Soil aggregates also determine the pore space of the entire soil, which in turn affects the movement of gas and water and the activities of related microbial communities. The plastic fibers in the soil form a lower soil density and have different indirect effects.
This change may result in faster plant growth. However, additives in microplastics can harm plants in which type of microplastics can promote or inhibit plant growth is an important research scope in the future.

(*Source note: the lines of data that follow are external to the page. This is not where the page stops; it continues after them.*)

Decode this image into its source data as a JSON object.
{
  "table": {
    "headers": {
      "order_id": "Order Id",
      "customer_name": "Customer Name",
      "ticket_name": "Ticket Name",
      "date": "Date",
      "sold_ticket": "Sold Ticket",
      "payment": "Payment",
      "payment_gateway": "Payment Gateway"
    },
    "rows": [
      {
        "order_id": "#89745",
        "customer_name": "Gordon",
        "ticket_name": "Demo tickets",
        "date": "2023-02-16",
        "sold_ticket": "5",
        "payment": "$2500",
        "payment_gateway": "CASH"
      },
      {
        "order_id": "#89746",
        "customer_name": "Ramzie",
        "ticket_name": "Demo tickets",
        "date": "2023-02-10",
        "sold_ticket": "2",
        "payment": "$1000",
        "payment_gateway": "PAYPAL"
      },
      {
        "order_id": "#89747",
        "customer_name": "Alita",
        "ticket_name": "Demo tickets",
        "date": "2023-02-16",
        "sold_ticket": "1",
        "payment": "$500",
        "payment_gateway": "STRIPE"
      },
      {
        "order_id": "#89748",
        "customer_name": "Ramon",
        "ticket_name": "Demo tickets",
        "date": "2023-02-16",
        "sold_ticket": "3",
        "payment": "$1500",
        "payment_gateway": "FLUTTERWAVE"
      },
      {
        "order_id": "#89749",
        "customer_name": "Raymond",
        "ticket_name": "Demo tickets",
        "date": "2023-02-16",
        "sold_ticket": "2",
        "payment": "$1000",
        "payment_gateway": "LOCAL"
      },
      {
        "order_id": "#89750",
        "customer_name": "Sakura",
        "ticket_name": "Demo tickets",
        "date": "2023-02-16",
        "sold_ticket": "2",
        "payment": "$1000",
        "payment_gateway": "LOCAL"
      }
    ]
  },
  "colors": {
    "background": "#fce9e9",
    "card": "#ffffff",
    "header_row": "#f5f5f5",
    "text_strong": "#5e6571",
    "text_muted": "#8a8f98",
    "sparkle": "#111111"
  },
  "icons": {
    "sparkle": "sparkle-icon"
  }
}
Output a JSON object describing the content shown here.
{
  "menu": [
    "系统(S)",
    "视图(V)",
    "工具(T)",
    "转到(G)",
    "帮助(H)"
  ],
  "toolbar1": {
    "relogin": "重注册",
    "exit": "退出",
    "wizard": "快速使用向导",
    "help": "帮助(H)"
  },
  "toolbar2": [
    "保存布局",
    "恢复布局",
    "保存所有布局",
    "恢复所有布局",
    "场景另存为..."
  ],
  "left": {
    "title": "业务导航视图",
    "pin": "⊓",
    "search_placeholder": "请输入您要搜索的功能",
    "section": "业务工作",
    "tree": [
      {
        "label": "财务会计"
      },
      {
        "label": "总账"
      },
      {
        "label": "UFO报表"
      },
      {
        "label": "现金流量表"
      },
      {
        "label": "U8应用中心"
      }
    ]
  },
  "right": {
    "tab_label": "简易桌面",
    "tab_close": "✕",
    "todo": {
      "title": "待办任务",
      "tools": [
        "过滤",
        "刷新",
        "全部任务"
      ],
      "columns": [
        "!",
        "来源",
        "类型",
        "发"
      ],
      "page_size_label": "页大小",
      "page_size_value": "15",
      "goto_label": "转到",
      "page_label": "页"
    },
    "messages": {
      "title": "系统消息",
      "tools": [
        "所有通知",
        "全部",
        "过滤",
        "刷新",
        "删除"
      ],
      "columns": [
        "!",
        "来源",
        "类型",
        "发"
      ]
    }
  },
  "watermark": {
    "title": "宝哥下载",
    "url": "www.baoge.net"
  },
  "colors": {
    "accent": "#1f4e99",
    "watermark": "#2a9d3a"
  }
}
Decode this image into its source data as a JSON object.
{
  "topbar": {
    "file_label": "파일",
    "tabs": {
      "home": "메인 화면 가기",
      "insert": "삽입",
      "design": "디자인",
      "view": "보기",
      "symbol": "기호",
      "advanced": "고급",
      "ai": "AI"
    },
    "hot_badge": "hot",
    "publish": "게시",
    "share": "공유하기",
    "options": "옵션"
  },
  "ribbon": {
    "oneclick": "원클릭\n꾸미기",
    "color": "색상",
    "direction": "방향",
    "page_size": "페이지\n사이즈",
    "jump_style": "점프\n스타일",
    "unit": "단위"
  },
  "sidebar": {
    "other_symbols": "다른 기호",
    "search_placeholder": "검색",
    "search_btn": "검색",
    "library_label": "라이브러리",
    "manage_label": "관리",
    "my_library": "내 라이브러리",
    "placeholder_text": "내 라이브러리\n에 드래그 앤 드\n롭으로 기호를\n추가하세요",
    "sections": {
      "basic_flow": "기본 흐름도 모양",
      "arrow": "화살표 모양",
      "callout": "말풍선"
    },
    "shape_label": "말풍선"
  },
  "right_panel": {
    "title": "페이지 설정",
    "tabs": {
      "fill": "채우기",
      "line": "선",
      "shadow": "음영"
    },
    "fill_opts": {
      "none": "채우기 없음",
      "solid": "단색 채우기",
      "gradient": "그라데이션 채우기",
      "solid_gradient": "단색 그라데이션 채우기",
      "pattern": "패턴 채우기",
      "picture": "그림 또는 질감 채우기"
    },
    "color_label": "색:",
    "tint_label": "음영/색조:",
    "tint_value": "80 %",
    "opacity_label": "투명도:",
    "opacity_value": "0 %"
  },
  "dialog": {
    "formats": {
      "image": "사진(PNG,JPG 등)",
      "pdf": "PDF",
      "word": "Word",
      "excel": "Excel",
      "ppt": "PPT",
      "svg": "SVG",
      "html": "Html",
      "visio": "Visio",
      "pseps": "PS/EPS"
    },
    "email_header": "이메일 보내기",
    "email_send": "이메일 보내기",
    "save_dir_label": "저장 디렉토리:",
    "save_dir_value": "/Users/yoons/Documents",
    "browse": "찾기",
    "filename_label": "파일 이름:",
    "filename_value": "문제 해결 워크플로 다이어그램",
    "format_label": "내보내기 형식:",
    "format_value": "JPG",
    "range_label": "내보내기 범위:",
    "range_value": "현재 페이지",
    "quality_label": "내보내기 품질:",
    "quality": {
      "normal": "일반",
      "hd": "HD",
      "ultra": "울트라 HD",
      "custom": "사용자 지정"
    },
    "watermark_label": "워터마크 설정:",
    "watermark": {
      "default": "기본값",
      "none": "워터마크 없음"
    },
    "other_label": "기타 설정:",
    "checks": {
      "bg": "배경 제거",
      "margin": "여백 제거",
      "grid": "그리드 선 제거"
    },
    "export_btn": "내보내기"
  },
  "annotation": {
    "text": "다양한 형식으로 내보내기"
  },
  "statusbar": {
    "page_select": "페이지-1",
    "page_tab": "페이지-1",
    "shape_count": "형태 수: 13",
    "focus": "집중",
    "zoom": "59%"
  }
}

Impact of microplastics on the cycle of other elements
The impact of microplastics on the cycle of other elements (nitrogen, phosphorus, etc.) is more uncertain. The direct impact may be insignificant because the impact of nitrogen and phosphorus in microplastics is almost negligible (even with exceptions, such as polyamide). But microplastics cause changes in soil structure, which will affect many microbial ecological processes, such as the nitrogen cycle.
Microplastics affect the anaerobic denitrification process (reduction of nitrate and nitrite to the gaseous form of nitrogen, including nitrous oxide and nitrogen) occurring in the center of soil aggregates.
The influence on the phosphorus cycle is still in the inference stage. For example, a study found that microplastics in the soil can cause an increase in arbuscular mycorrhizal fungi. This is a key symbiotic flora associated with plant roots, which may affect the cycle of phosphorus because these symbiotes will include phosphorus. Nutrients are transported to their plant host.
The presence of plastic film and fibers may change the movement and circulation of soil moisture, including evaporation. Therefore, microplastics are likely to affect soil hydrodynamics and energy balance by changing soil properties directly or indirectly through plant mediation.
The input of microplastics will also have other effects at the level of the soil ecosystem, including changes in the erosion rate due to microplastics affecting the stability of soil aggregates.
Key issues of microplastics
Before fully understanding the impact of microplastics on terrestrial ecosystems and the feedback mechanism of ecosystems on microplastics, some key issues need to be paid attention to.
For example, we need accurate, sensitive, low-cost, unified detection methods, and high-throughput processing techniques for soil samples to better understand the impact of microplastics on the turnover and transformation of soil elements. Also, research needs to cover more types of ecosystems.
Current research mostly focuses on farmland ecosystems that may contain the highest microplastics, which is caused by the use of large amounts of sludge, compost, and plastic films. However, we don’t know much about microplastics in other terrestrial ecosystems (such as drylands or forests). The differences in these ecosystems may lead to significant differences in the dynamic migration and transformation processes and ecological effects of microplastics.
Conclusion
The feedback of the earth system to microplastics is predictable. Microplastics themselves represent fossil carbon, which may indirectly affect net primary productivity and soil carbon storage and change the flux of greenhouse gases. The positive and negative effects, scale, and balance of these changes should be the focus of future research.
The outdoor natural ecosystem (mesocosm) based on carefully designed controlled conditions is an important means to solve these problems. Microplastic pollution is a global problem, and it is necessary to carry out international cooperative research to jointly cope with challenges and overcome scientific problems.